KSO Jatuh Ke Pihak Asing: Hashim Djojohadikusumo Dinilai Keliru Tunjuk Abdul Ghani Jadi Direktur Agrinas

KSO Jatuh Ke Pihak Asing: Hashim Djojohadikusumo Dinilai Keliru Tunjuk Abdul Ghani Jadi Direktur Agrinas

TABLOIDTIRAI.COM – Keputusan PT Agrinas Palma Nusantara terkait kerja sama operasional (KSO) dengan PT Prima Agro Sawitindo (PAS) di Kecamatan Batang Gangsal, Kabupaten Indragiri Hulu (Inhu), menuai protes dari masyarakat Riau, khususnya masyarakat lokal setempat.

KSO tersebut diduga diberikan kepada pengusaha asing yang disebut-sebut berdomisili di Singapura. Dugaan ini memicu kekecewaan publik, terutama karena pengelolaan lahan dinilai tidak berpihak pada masyarakat lokal.

Ketua Elang 3 Hambalang Riau, Pebriyan Winaldi, mengungkapkan pihaknya telah melakukan penelusuran terhadap pihak pemegang KSO. Hasilnya, pengelola tersebut bukan berasal dari masyarakat Riau. “Pengusaha itu bukan orang lokal. Bahkan, kami menduga yang bersangkutan memiliki catatan tunggakan pajak dan kerap menjual aset pemerintah,” ujar Pebri, Jum'at (24/7).

Ia menegaskan, masyarakat Riau memiliki kemampuan untuk mengelola sumber daya di daerahnya sendiri tanpa harus melibatkan pihak asing. “Kami putra daerah Riau masih sanggup mengelola lahan di rumah kami ini. Kenapa harus diserahkan kepada asing? Kami pikir keputusan Direktur Agrinas ini sangat-sangat blunder,” tegasnya.

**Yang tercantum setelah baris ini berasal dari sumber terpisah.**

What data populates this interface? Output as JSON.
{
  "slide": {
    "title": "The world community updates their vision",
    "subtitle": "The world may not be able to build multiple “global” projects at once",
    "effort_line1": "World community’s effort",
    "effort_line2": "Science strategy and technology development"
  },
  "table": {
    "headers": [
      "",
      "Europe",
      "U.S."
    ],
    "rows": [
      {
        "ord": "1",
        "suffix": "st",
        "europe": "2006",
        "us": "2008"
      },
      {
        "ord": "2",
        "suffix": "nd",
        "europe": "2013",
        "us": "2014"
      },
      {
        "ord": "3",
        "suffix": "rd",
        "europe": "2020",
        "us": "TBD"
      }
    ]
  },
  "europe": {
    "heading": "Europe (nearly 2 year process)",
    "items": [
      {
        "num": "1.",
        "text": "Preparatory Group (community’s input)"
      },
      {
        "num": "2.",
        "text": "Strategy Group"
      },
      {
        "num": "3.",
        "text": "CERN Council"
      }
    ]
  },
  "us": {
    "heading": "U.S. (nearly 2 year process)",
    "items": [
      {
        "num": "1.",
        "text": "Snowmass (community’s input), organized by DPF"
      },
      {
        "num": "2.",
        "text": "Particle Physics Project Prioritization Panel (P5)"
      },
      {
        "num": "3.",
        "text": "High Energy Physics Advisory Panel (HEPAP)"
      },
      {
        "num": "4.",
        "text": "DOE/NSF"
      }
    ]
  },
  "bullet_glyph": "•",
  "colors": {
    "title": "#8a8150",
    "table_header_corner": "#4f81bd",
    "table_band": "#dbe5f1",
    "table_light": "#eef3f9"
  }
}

Lebih jauh, Pebri juga menyoroti peran Hashim Djojohadikusumo dalam penunjukan Direktur Agrinas. Ia menilai penunjukan Mohammad Abdul Ghani sebagai Direktur merupakan langkah yang keliru. Menurutnya, Abdul Ghani diduga tidak berpihak pada kepentingan masyarakat lokal dan cenderung pro terhadap kepentingan asing.

“Abdul Ghani sebaiknya mundur saja dari jabatan Direktur PT Agrinas Palma Nusantara,” tandas Pebri.

Tak hanya itu, pihaknya juga mendesak Presiden Prabowo Subianto untuk segera mengevaluasi dan mencopot Direktur Agrinas, Mohammad Abdul Ghani, jika terbukti tidak berpihak pada kepentingan nasional dan masyarakat daerah.

Selain desakan pergantian pimpinan, Elang 3 Hambalang Riau juga meminta agar KSO PT PAS di Batang Gangsal segera dievaluasi dan ditinjau ulang demi menjamin keadilan serta kesejahteraan masyarakat setempat.

Sebelumnya, masyarakat Desa Danau Rambai, Kecamatan Batang Gangsal, telah melakukan aksi unjuk rasa di depan kantor PT Agrinas Palma Nusantara. Dalam aksi tersebut, warga menyampaikan sejumlah tuntutan, antara lain meminta audit terhadap pihak-pihak yang terlibat, evaluasi kerja sama operasional (KSO) dengan PT PAS, serta membuka ruang dialog yang transparan.

Masyarakat juga mendorong penyelesaian sengketa secara adil dan mengedepankan kepentingan warga lokal yang selama ini menggantungkan hidup dari sektor perkebunan.

Gelombang penolakan ini menjadi sinyal kuat bahwa kebijakan pengelolaan sumber daya di daerah harus lebih sensitif terhadap aspirasi masyarakat, terutama dalam isu yang menyangkut penguasaan lahan dan kedaulatan ekonomi daerah. (ER)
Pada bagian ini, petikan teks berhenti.